Both are vitamin B9. Both are widely recommended - particularly for pregnancy. They show up on supplement labels interchangeably and often without explanation.
They're not the same thing, and the difference matters in specific situations - especially if you have a common genetic variant that affects how your body handles one of them.
What Is Folate?
Folate is the form of vitamin B9 that occurs naturally in food. It's found in:
- Dark leafy greens (spinach, kale, romaine lettuce)
- Legumes (lentils, chickpeas, black beans)
- Asparagus
- Eggs
- Avocado
- Citrus fruit
"Folate" comes from the Latin word for leaf - folium - because leafy vegetables are among the richest sources.
In the body, folate is needed to make DNA and RNA, to support cell division (particularly critical during rapid growth, like in pregnancy), and to metabolise amino acids. It works closely with vitamin B12 - deficiency in either one can cause the same type of anaemia.
What Is Folic Acid?
Folic acid is the synthetic, oxidised form of vitamin B9 created for use in supplements and food fortification. It was developed in the 1940s and is more chemically stable than natural folate, which is why it's used in supplements and added to fortified foods (cereals, flour, bread in many countries).
Folic acid is not biologically active in this form. Before the body can use it, it needs to be converted to the active form - 5-methyltetrahydrofolate (5-MTHF), usually called methylfolate. This conversion happens primarily in the liver and gut.
Which Is Better Absorbed?
Folic acid actually has higher bioavailability than food folate - roughly 85% vs 50% for food folate when taken on an empty stomach. On this metric, folic acid supplements look efficient.
The complication is the conversion step. Folic acid must be converted to methylfolate before the body can use it. This conversion is handled by an enzyme called MTHFR (methylenetetrahydrofolate reductase). And roughly 40-60% of the population has a genetic variant that makes this enzyme less efficient.
The MTHFR Connection
MTHFR is a gene. A common variant in it (C677T, found in roughly 10-15% of people in a double copy, and another 40% in a single copy) reduces the activity of the MTHFR enzyme by 30-70%. This means:
- Folic acid isn't fully converted to the active methylfolate form
- Unconverted folic acid accumulates in the bloodstream
- High unmetabolised folic acid may mask B12 deficiency and has been associated in some research with impaired immune function (though this is still debated)
For people with MTHFR variants, taking methylfolate directly - the active, pre-converted form - bypasses the conversion problem entirely. It's available as "5-MTHF" or "methylfolate" on supplement labels, often slightly more expensive than standard folic acid.

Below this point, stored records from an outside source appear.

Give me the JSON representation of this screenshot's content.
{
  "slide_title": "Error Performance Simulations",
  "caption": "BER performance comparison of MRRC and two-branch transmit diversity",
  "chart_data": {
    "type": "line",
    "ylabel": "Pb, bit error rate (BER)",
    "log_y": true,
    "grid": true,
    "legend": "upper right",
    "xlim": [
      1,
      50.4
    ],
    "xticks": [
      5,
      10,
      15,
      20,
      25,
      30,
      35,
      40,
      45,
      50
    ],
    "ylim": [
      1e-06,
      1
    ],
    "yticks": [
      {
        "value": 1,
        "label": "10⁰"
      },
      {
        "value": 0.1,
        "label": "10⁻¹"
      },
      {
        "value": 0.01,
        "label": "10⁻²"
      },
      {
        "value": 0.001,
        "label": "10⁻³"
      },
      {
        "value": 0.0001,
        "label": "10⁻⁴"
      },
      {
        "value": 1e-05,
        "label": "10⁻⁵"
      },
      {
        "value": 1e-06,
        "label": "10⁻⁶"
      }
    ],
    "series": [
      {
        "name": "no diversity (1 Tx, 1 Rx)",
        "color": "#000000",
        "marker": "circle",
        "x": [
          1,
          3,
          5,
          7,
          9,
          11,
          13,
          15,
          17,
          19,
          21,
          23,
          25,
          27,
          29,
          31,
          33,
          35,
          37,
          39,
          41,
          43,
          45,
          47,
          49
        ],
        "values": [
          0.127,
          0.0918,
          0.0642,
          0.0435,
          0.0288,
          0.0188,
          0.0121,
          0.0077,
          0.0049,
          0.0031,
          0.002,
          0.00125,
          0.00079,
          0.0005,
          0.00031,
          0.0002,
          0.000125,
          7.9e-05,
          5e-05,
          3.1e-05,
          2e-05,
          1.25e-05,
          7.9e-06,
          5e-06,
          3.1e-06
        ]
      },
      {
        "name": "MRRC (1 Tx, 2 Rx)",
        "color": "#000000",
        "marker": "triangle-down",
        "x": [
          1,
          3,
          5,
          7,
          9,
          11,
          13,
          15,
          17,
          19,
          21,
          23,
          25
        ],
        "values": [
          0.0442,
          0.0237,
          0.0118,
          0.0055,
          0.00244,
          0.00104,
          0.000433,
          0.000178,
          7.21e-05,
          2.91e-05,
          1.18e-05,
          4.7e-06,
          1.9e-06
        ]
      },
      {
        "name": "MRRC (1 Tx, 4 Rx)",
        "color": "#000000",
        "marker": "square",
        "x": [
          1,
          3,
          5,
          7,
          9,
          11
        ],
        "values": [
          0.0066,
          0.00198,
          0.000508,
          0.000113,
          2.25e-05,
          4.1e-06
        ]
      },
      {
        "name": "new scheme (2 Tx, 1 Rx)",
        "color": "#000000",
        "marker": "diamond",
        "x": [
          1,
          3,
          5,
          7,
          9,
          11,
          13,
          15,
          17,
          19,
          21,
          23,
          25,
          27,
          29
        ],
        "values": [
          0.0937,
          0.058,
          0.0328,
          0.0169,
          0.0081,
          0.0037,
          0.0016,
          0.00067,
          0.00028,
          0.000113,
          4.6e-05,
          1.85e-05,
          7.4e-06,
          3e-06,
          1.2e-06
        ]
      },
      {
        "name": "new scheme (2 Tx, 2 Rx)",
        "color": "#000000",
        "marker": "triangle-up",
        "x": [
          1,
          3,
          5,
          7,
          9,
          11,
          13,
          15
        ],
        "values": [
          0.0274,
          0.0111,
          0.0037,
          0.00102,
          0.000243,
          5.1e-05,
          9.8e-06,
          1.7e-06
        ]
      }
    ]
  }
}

This is worth knowing before pregnancy in particular. If standard folic acid supplementation isn't raising your folate levels adequately, MTHFR testing (a simple blood or saliva test) is worth considering.
Why Folate Matters So Much in Pregnancy
Adequate folate in the first weeks of pregnancy - often before a woman knows she's pregnant - dramatically reduces the risk of neural tube defects like spina bifida. The neural tube closes in the first 28 days of pregnancy. Getting folate right before conception and in early pregnancy is critical.
This is why folic acid fortification of flour was introduced in the US (1998), Canada, and Australia - and why women of childbearing age are widely advised to supplement.
The recommended dose during pregnancy is 400mcg/day as a minimum, rising to 5mg for women at higher risk (previous NTD pregnancy, taking anti-epileptic medications, BMI over 30, or known MTHFR variant).
Food Folate Still Matters
Supplements don't replace food-based folate. Whole foods provide folate alongside other B vitamins, minerals, and fibre that supplements don't replicate. Legumes and leafy greens are the most efficient dietary sources - and both are generally underconsumed in Western diets.
A 200g portion of cooked lentils provides about 360mcg of folate - close to the daily recommended intake from a single food. Dark leafy greens, asparagus, and chickpeas get you to meaningful amounts quickly when eaten regularly.
Which Should You Take?
For most healthy, non-pregnant adults without known MTHFR variants: standard folic acid or a food-first approach through legumes and leafy greens is sufficient.
For pregnancy: 400mcg folic acid daily from before conception, as per NHS/CDC guidelines. If you know you have an MTHFR variant, discuss methylfolate dosing with a GP or midwife.
For people who've had low folate levels despite supplementing: getting MTHFR tested is a practical next step. If you carry the C677T variant, switching to methylfolate is a reasonable change.